Raleigh-Wake 911 employees honored for standout public safety response
Raleigh-Wake 911 staff won top honors in Garner as the center faced more than 500,000 calls a year and a growing training pipeline. The awards pointed to a system stretched by volume but built for it.

Raleigh-Wake 911 employees were recognized in Garner for work that keeps Wake County’s emergency network moving through some of its busiest moments, including a standout response in November 2025 that drew attention to the people answering the calls behind the scenes.
At the Garner Local Heroes Breakfast, held at the Grand Marquise Ballroom, Raleigh-Wake Emergency Communications Center staff were honored alongside first responders from across the area. The center’s team received multiple awards, including Trainer of the Year and Supervisor of the Year, a signal that the praise was not just for one call or one shift, but for the leadership and instruction that hold the 911 operation together day after day.

The honors carry added weight in a center that answers emergency and non-emergency calls 24 hours a day, 365 days a year, and dispatches help for four EMS agencies, eight law enforcement agencies and 20 fire departments. The Raleigh-Wake center serves more than one million residents across 860 square miles, and city officials say it handles more than 500,000 calls every year. Director Dominick Nutter has called telecommunicators the “unsung heroes” and the lifeline between the public and emergency responders.

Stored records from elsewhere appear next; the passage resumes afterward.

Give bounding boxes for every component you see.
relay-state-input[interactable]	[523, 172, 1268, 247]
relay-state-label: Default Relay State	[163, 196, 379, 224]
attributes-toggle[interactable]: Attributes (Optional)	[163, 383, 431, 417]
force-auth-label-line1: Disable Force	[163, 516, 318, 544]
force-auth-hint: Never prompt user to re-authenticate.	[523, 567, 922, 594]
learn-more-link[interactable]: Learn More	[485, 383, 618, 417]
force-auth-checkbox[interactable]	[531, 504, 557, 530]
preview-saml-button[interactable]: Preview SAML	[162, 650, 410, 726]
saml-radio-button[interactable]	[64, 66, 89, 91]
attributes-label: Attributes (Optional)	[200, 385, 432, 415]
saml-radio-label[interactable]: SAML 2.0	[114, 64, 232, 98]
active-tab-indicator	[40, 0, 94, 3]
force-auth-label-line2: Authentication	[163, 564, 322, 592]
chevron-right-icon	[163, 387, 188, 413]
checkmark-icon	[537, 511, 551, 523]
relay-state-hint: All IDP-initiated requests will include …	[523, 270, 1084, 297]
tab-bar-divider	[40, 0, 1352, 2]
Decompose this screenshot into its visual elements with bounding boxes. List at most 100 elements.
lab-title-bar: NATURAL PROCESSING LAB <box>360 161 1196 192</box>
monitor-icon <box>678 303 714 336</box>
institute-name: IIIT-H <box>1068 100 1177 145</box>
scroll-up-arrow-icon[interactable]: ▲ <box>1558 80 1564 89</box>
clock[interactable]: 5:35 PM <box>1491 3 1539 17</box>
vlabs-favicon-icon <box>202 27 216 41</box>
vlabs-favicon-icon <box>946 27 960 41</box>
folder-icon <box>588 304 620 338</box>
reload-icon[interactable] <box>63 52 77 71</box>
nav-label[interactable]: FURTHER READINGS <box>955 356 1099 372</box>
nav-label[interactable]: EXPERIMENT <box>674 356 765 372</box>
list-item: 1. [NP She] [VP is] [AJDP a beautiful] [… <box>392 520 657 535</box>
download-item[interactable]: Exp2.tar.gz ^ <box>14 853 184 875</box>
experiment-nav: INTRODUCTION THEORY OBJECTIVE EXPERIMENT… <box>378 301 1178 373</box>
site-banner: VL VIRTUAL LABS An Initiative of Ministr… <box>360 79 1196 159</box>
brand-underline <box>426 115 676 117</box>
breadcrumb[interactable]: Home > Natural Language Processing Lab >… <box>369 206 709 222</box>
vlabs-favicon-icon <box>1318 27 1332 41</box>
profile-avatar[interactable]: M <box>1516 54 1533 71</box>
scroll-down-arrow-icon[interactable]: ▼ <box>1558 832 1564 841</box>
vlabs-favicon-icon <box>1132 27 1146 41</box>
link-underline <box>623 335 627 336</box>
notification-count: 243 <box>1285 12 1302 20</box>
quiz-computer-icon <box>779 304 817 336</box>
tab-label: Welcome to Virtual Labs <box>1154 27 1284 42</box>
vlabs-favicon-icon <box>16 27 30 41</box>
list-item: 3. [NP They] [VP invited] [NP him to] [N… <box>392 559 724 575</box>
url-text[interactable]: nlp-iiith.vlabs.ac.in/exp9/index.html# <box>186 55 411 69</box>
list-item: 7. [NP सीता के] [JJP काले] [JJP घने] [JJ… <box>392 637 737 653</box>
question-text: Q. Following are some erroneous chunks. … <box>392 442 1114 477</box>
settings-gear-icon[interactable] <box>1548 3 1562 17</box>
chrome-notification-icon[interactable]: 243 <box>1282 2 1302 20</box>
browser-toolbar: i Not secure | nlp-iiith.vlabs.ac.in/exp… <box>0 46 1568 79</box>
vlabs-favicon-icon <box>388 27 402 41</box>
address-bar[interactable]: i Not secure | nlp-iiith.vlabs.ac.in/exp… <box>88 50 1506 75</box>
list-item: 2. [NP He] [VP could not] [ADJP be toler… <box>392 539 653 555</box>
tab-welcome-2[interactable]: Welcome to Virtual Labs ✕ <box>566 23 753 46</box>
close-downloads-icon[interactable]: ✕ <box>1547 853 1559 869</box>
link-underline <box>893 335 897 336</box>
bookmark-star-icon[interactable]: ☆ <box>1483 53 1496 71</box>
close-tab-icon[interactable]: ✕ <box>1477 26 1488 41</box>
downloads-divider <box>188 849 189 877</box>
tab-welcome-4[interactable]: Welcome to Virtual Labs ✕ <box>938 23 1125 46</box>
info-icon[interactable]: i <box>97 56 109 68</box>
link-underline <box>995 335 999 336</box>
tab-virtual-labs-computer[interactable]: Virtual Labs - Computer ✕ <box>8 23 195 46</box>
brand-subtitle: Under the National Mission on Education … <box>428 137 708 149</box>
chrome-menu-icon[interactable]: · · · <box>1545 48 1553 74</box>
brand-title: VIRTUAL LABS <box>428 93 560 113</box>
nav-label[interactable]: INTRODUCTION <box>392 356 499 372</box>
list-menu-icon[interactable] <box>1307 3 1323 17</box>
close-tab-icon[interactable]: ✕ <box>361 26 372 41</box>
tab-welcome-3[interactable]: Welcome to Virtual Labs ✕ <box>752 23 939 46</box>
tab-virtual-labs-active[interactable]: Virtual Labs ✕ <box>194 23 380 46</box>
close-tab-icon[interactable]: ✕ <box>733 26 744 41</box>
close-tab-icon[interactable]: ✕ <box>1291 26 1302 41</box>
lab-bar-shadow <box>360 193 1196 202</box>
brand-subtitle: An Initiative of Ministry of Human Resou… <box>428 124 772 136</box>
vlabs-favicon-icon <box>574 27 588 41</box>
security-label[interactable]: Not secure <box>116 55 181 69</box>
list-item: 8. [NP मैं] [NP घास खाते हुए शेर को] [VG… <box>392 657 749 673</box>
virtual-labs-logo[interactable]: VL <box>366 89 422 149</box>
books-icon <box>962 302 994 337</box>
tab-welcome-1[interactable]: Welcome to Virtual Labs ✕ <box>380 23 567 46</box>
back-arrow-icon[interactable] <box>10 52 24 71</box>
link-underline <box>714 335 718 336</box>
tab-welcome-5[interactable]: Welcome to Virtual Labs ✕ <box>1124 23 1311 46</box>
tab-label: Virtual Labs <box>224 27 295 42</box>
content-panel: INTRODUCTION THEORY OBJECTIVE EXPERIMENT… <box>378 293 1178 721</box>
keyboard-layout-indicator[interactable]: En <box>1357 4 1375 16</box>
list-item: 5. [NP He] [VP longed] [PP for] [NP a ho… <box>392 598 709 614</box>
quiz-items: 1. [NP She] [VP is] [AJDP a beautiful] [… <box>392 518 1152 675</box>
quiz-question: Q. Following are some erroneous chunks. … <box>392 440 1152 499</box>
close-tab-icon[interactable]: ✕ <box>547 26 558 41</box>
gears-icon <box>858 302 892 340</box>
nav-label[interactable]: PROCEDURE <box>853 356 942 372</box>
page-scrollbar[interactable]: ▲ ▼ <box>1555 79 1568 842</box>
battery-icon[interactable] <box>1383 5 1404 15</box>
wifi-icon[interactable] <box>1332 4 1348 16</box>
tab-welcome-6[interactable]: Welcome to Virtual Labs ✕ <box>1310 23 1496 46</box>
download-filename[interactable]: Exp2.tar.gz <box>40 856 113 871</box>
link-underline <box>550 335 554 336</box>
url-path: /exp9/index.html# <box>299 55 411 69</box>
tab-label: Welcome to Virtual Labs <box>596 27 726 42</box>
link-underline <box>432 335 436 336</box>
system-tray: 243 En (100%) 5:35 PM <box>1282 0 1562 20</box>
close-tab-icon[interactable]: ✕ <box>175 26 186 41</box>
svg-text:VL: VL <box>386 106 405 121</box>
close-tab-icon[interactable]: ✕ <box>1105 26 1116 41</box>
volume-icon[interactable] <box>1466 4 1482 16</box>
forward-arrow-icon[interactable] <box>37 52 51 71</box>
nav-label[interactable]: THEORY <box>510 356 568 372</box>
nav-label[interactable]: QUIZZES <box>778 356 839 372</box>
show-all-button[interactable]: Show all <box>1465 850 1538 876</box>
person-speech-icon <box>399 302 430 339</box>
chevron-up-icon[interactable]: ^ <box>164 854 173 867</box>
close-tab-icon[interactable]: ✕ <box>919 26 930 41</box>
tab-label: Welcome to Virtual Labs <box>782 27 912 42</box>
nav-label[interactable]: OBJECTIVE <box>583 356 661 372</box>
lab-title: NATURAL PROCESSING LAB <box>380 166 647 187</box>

That scale helps explain why the November 2025 recognition matters locally. The center is not only answering Wake County calls, but also operating as a regional backstop when conditions worsen. During Hurricane Helene in September 2024, Raleigh said the center handled more than 1,500 calls from Buncombe County in just three hours while helping support Western North Carolina.
The awards also come as Raleigh has kept recruiting for the next generation of dispatchers. The city said its next 911 Call Taker Academy application period ran from March 2 through March 22, 2026, with a June 4 start date and a starting salary of $49,100. New telecommunicators complete a 12-week academy and then 6 to 9 months of on-the-job training, a reminder that the work honored in Garner depends on a steady pipeline of new staff.
Raleigh-Wake 911 is also among a very small number of dispatch agencies nationwide with all three major accreditations it lists: CALEA, ACE and APCO Project 33. Raleigh said in February 2026 that the center ranked 39th among accredited emergency fire dispatch centers in the world and 114th among emergency medical dispatch centers, with ACE recognition first earned in 2007. In Wake County, the awards in Garner read less like ceremony than confirmation that a demanding public safety system is still keeping pace.